Prepare – For this step, I have set aside time in my calendar for the things that make the biggest difference. For example, my workweek is scheduled to include blocks of time assigned to the most important long-term outcomes and goals, my calendar includes time blocked out for exercise, meditating, learning and reflecting. I have alarms set in my phone to remind me to take breaks with special labels to remind me to drink water, move and eat to feed my future self. This is also the bit where you outsource all the things that are not important to you and won’t support you in achieving your goals. For example, if you find that you are spending your weekends cleaning, shopping, mowing etc., assess what you can get someone else to do. Get a cleaner, pay a neighbors kid to mow and wash your car, subscribe to a meal delivery plan and order your groceries online for pickup or home delivery. This will save you hours!!
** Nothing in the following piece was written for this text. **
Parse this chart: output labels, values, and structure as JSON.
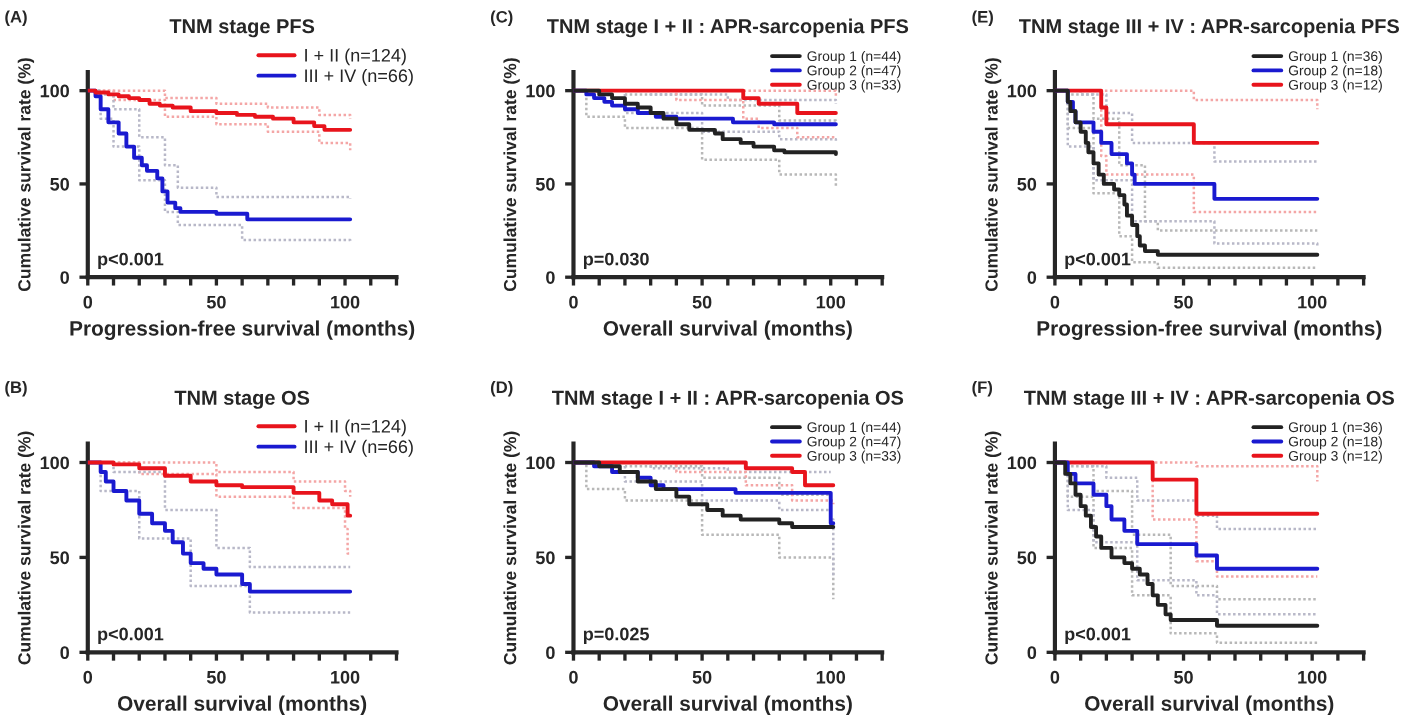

Perform – This is about maintaining focus. It’s all good doing all the pre work but if you then ignore your calendar and alarms, get distracted by other people’s issues at work rather than dealing with your own, cleanup anyway even though you have a cleaner, then preparing will be a waste of time. I find that keeping reminders around me like sticky notes with words that mean something to me, writing my vision on the whiteboard and having a vision board with my short and long term goals on it in sight, all help me keep my focus. The food I eat, the drinks I drink and the sleep I get all impact on this immensely!
It’s really ok if you don’t get this 100% right away and all of the time. Changing habits that have formed over years can be difficult to break sometimes. Doing some things every day and practicing to get better and better each day will have a long-term effect.
Being accountable to someone can increase your chances of success by 95% if you have set a specific accountability appointment with someone. For this, I use my coach. We meet each week and we talk and I know as I am coming up to that appointment that if I haven’t done something that I said I would, my behaviour changes quick smart!
Start with these steps and see the difference it makes, not only to you but also to the people who love you.